ジェイクとジェイク・アゲート大公

(ジェイクが帰って来てから、少しは城の中も落ち着くと思ったんだが……)


 アゲート城の中を歩くレイラは、サファイア王国との戦が実質終わり、城の主であるジェイクが帰って来たのだから、慌ただしかった雰囲気も落ち着くかと思っていた。


 ところがである。


「おはようございますレイラ様!」


「あ、ああ。おはよう」


 城の衛兵達がレイラに、背筋を伸ばして畏敬の念が溢れる挨拶をするのはいつものことだ。しかし、若干目が血走って辺りを警戒していることを、レイラは見逃さなかった。


 その原因はジェイクの言葉が発端だった。


「確定ではない情報だが、レイラが狙われている可能性がある。衛兵達は気を引き締めて欲しい」


 リリーと、改めて挨拶をしに来た元黒真珠のお婆から、レイラが狙われている可能性があると知らされたジェイクは、そう言って警備の強化とレイラの護衛を増やした。


 ……のだが。


「レイラ様を狙う奴が!?」


「絶対に許さん!」


「草の根分けても見つけ出してやる!」


 レイラに絶対の忠誠を誓っている者達はほんの少しだけ興奮してしまい、彼女が思っていた落ち着いた雰囲気の真逆になっていた。

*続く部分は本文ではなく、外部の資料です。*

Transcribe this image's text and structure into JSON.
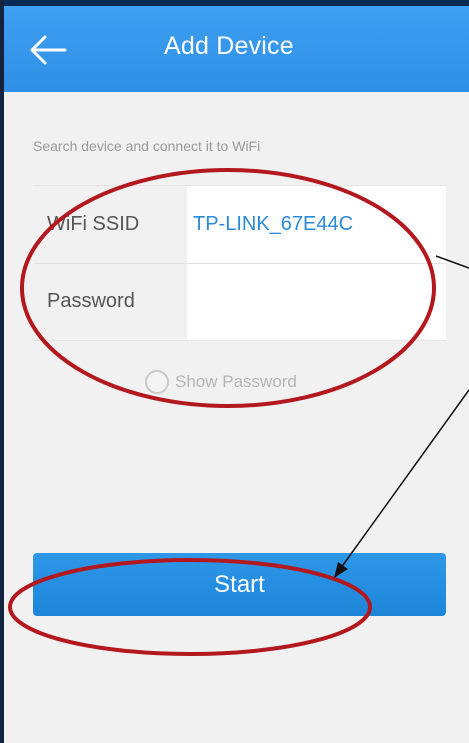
{
  "header": {
    "title": "Add Device",
    "back_icon": "arrow-left-icon"
  },
  "subtitle": "Search device and connect it to WiFi",
  "form": {
    "ssid_label": "WiFi SSID",
    "ssid_value": "TP-LINK_67E44C",
    "password_label": "Password",
    "password_value": "",
    "password_placeholder": ""
  },
  "show_password": {
    "label": "Show Password",
    "checked": false
  },
  "start_button": {
    "label": "Start"
  },
  "colors": {
    "appbar": "#2f8fe6",
    "accent": "#2b8ad8",
    "annotation": "#b3181e"
  }
}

「これ、マズいんじゃないか? あくまで衛兵達の主はジェイクの筈だ」


 ジェイクの私室で、ジェイク、エヴリン、リリーと朝食を食べながら、レイラは問題があるだろうと訴える。主君であるジェイクではなく、レイラに忠誠を誓っている節がある一部の衛兵の状況に、彼女は困惑していた。

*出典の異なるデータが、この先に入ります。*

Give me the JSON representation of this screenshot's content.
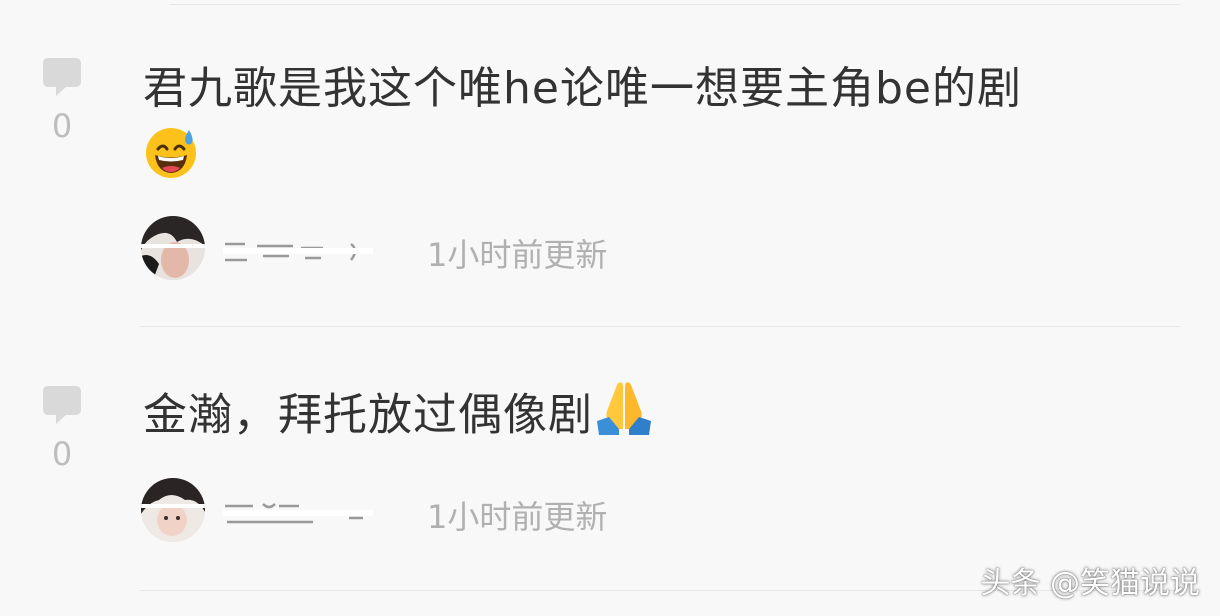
{
  "comments": [
    {
      "like_count": "0",
      "text": "君九歌是我这个唯he论唯一想要主角be的剧",
      "emoji_icon": "grinning-face-with-sweat-icon",
      "time": "1小时前更新"
    },
    {
      "like_count": "0",
      "text": "金瀚，拜托放过偶像剧",
      "emoji_icon": "folded-hands-icon",
      "time": "1小时前更新"
    }
  ],
  "watermark": "头条 @笑猫说说",
  "colors": {
    "background": "#f8f8f8",
    "text": "#333333",
    "muted": "#b0b0b0",
    "icon": "#d9d9d9"
  }
}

「俺を蔑ろにしてるわけじゃないし、いいんじゃない? 俺とレイラは一心同体でしょ。それにほら、俺達の子供が大公を継ぐときはスムーズにいくし」


「ば、馬鹿……」


(それに言ったところで無意味だし)


 その懸念を、ジェイクはジェイク・アゲート大公ではなく、アゲート大公家の家長として考えて、問題ないだろうと判断した。その上、口には出さなかったが、衛兵達に主君はジェイクだと改めて言ったところで、無意味だと断じれる程、レイラの美は隔絶していた。

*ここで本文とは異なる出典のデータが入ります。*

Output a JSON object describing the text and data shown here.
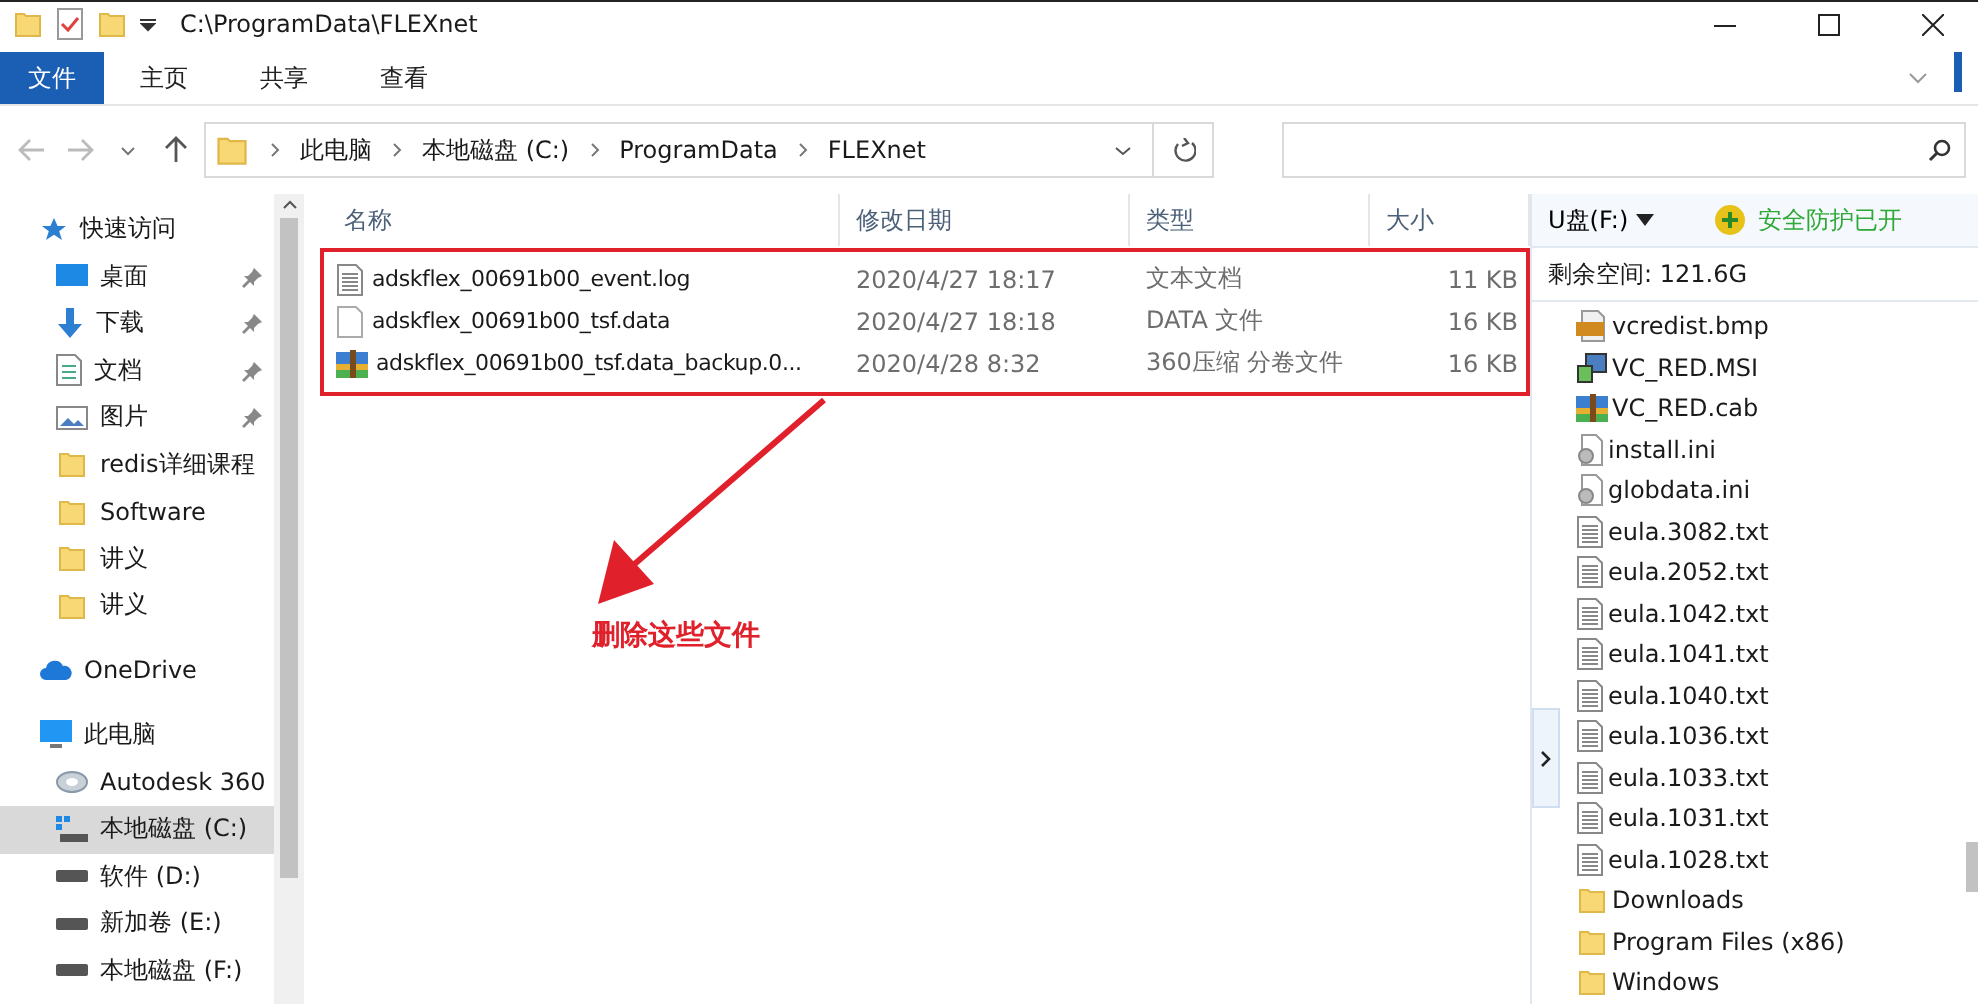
{
  "window": {
    "title": "C:\\ProgramData\\FLEXnet"
  },
  "ribbon_tabs": [
    {
      "label": "文件",
      "selected": true
    },
    {
      "label": "主页",
      "selected": false
    },
    {
      "label": "共享",
      "selected": false
    },
    {
      "label": "查看",
      "selected": false
    }
  ],
  "breadcrumb": [
    "此电脑",
    "本地磁盘 (C:)",
    "ProgramData",
    "FLEXnet"
  ],
  "sidebar": {
    "items": [
      {
        "label": "快速访问",
        "kind": "quick",
        "selected": false,
        "children": [
          {
            "label": "桌面",
            "kind": "desktop",
            "pinned": true,
            "selected": false
          },
          {
            "label": "下载",
            "kind": "download",
            "pinned": true,
            "selected": false
          },
          {
            "label": "文档",
            "kind": "document",
            "pinned": true,
            "selected": false
          },
          {
            "label": "图片",
            "kind": "image",
            "pinned": true,
            "selected": false
          },
          {
            "label": "redis详细课程",
            "kind": "folder",
            "pinned": false,
            "selected": false
          },
          {
            "label": "Software",
            "kind": "folder",
            "pinned": false,
            "selected": false
          },
          {
            "label": "讲义",
            "kind": "folder",
            "pinned": false,
            "selected": false
          },
          {
            "label": "讲义",
            "kind": "folder",
            "pinned": false,
            "selected": false
          }
        ]
      },
      {
        "label": "OneDrive",
        "kind": "cloud",
        "selected": false
      },
      {
        "label": "此电脑",
        "kind": "pc",
        "selected": false,
        "children": [
          {
            "label": "Autodesk 360",
            "kind": "autodesk",
            "pinned": false,
            "selected": false
          },
          {
            "label": "本地磁盘 (C:)",
            "kind": "sysdrive",
            "pinned": false,
            "selected": true
          },
          {
            "label": "软件 (D:)",
            "kind": "drive",
            "pinned": false,
            "selected": false
          },
          {
            "label": "新加卷 (E:)",
            "kind": "drive",
            "pinned": false,
            "selected": false
          },
          {
            "label": "本地磁盘 (F:)",
            "kind": "drive",
            "pinned": false,
            "selected": false
          }
        ]
      }
    ]
  },
  "table": {
    "columns": [
      "名称",
      "修改日期",
      "类型",
      "大小"
    ],
    "rows": [
      {
        "name": "adskflex_00691b00_event.log",
        "kind": "text",
        "date": "2020/4/27 18:17",
        "type": "文本文档",
        "size": "11 KB"
      },
      {
        "name": "adskflex_00691b00_tsf.data",
        "kind": "blank",
        "date": "2020/4/27 18:18",
        "type": "DATA 文件",
        "size": "16 KB"
      },
      {
        "name": "adskflex_00691b00_tsf.data_backup.0...",
        "kind": "archive",
        "date": "2020/4/28 8:32",
        "type": "360压缩 分卷文件",
        "size": "16 KB"
      }
    ]
  },
  "annotation": {
    "label": "删除这些文件"
  },
  "side_panel": {
    "drive": "U盘(F:)",
    "protection": "安全防护已开",
    "free_space": "剩余空间: 121.6G",
    "files": [
      {
        "name": "vcredist.bmp",
        "kind": "bmp"
      },
      {
        "name": "VC_RED.MSI",
        "kind": "msi"
      },
      {
        "name": "VC_RED.cab",
        "kind": "archive"
      },
      {
        "name": "install.ini",
        "kind": "ini"
      },
      {
        "name": "globdata.ini",
        "kind": "ini"
      },
      {
        "name": "eula.3082.txt",
        "kind": "text"
      },
      {
        "name": "eula.2052.txt",
        "kind": "text"
      },
      {
        "name": "eula.1042.txt",
        "kind": "text"
      },
      {
        "name": "eula.1041.txt",
        "kind": "text"
      },
      {
        "name": "eula.1040.txt",
        "kind": "text"
      },
      {
        "name": "eula.1036.txt",
        "kind": "text"
      },
      {
        "name": "eula.1033.txt",
        "kind": "text"
      },
      {
        "name": "eula.1031.txt",
        "kind": "text"
      },
      {
        "name": "eula.1028.txt",
        "kind": "text"
      },
      {
        "name": "Downloads",
        "kind": "folder"
      },
      {
        "name": "Program Files (x86)",
        "kind": "folder"
      },
      {
        "name": "Windows",
        "kind": "folder"
      }
    ]
  }
}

 だがレイラとしては、直球に自分達は夫婦であると言われたようなもので、子供のことまで考えさせられたのだから、純白の白い肌を赤く染めるしかなかった。


(ちょっろいわあ。なあリリー?)


(聞こえていないふり。聞こえていないふり)


 エヴリンは、そんな赤くなっている親友の姿にニヤニヤしながら、リリーに対して、あれどう思う? とばかりに指で指し示したが、リリーは賢明にも気付かないふりをした。


「勿論、エヴリンも、リリーも、イザベラも、アマラも、ソフィーも一心同体だから」


「ジェイク……」


「ジェイク様……」


『ちょっろ。これはちょろすぎですわね』


 心の中でレイラをちょろいと言っていた女と、聞こえないふりをして黙々と食事をしていた女はどこへやら。エヴリンとリリーは、ジェイクの言葉に女の顔をしてしまい、【無能】から呆れられていた。


「それにレオ兄上が、パール王国の姫との婚姻を発表したから……」


 ジェイクはプライベートの場であるため、サンストーン王国の正統後継者であるレオを兄上と呼ぶが、次の言葉を発することが出来なかった。その次の言葉を予想したレイラ達の目が、ギラリと光ったのだ。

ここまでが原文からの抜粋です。